Saturday, December 31, 2011

Greatest Hits

As 2011 ends, many lists of greatest hits and memorials to famous men and women circulate; Joe Frazier was and could deliver one of the greatest “hits” of all time. As a tribute to his passing in November, this post highlights the long legacy of African American achievement in the sport of boxing through two jewels in the holdings of the Auburn Avenue archives. The first African American world heavyweight champ, Jack Johnson became a lightning rod for the racial politics of the Jim Crow era and, as Mark Scott observes, also “contributed to the world of music by opening a nightclub, in Harlem, the Club Deluxe, that was later bought by gangsters and turned into the Cotton Club” (216). According to Scott, Mohammed Ali’s coaches would evoke Jack Johnson for ringside support: “Ghost in the house, the ghost of Jack Johnson is watching” (216). In a 1909 poster declaring Johnson the “Champion of the World” in the archival holdings, the newly-crowned heavyweight champion is portrayed in his fighting stance, flanked by two ovals, the one on the lower-left depicting his humble origins in Galveston, Texas and the other on the lower-right showing him in the driver's seat of the latest automobile. 
Brandt and Scheible Poster Commemorating Jack Johnson's World Heavyweight Title
As the writer Ralph Ellison would later note, Jack Johnson “was rejected by most whites and by many respectable Negroes, but he was nevertheless a hero among veterans of the Spanish-American War who rejoiced in the skill and élan with which Johnson set off the now-outrageous search for a ‘White Hope’” (215). While the 1909 Brandt and Scheible poster chronicles Johnson’s rise to power, a gorgeous oversized, collectible book from Taschen (made available to the public in 2004) documents the life of the “Greatest of All Time.” Of a limited edition run of nine thousand, the archives of AARL boast copy number 5,362 of this one-of-a-kind monograph, GOAT: A Tribute to Mohammed Ali. This heavyweight (literally) homage to the most famous heavyweight ever can only be described as an experience: a textual, photographic, and artistic montage of Ali’s life and times. A fitting testament to Ali’s larger-than-life status, this biography also collects his many quotable dictums, both comic and prophetic: “I am America. I am the part you won’t recognize, but get used to me. Black, confident, cocky—my name not yours. My religion, not yours. My goals, my own. Get used to me” (588).

References

Ellison, Ralph. Going to the Territory. New York: Random House, 1986.

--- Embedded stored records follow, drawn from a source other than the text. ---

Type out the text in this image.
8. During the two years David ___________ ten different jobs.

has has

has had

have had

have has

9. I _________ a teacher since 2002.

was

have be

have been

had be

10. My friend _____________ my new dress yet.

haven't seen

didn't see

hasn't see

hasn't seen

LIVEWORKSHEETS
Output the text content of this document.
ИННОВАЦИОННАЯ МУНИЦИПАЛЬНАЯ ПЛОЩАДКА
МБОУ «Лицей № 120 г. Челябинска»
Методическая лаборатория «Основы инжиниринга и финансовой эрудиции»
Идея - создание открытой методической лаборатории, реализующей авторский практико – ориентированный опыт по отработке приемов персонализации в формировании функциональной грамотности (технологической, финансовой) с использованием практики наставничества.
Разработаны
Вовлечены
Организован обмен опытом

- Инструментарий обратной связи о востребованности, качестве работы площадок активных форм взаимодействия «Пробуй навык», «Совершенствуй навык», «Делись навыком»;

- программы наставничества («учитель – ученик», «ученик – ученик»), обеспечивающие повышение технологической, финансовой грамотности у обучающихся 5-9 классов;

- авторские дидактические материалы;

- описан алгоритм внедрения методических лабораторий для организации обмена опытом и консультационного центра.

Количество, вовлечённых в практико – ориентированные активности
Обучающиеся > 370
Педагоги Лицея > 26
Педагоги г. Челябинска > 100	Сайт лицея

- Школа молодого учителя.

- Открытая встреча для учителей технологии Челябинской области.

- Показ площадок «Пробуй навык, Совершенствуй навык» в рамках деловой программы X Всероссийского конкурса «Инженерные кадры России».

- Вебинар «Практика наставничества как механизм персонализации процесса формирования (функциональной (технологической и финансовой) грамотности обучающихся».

Scott, Mark. "Jack Johnson: World Heavyweight Champion." In The First Black Boxing Champions: Essays on Fighters of the 1800s to the 1920s, Colleen Aycock and Mark Scott, 200-217. Jefferson, NC: McFarland and Company, 2010.

Posted by Joy Bracewell, AARL Intern

Thursday, December 1, 2011

World AIDS Day 2011: Collection highlights LGBTQ advocate and activist Duncan Teague


A quick look at personal photos and ephemera from the Duncan Teague Collection, which is available for research.  photo courtesy Kesah Peace


Over twenty years ago, HIV/AIDS awareness got its first global platform via World AIDS Day. Celebrated every year on Dec. 1, the day of global unity was created in honor of those whose lives had been claimed by the pandemic and to spread awareness about the nearly 33 million people infected today.  In commitment to our mission, AARL has made efforts to contribute to the fight against HIV/AIDS by providing materials that highlight the unselfish work of activists like Duncan Teague.

In August 2009, AARL welcomed and celebrated the donation of the Duncan Teague Collection. Teague, a socio-political activist, writer, performance artist, minister, and advocate of the black gay and lesbian community, has been working in HIV/AIDS prevention for the last twenty years. A former two-time grand marshal of the Atlanta Gay Pride, Teague is deeply rooted in advocacy and the Atlanta community, having served in the African American Lesbian Gay Alliance, Georgia Equality, AID Atlanta, Georgia Equality, the National Black Gay and Lesbian Leadership Forum, and ARCA (AIDS Research Consortium of Atlanta).

At almost 50 cubic feet, the collection contains Teague’s papers, those of artist/activist Tony Daniels, and the records of ADODI Muse: A Gay Negro Ensemble.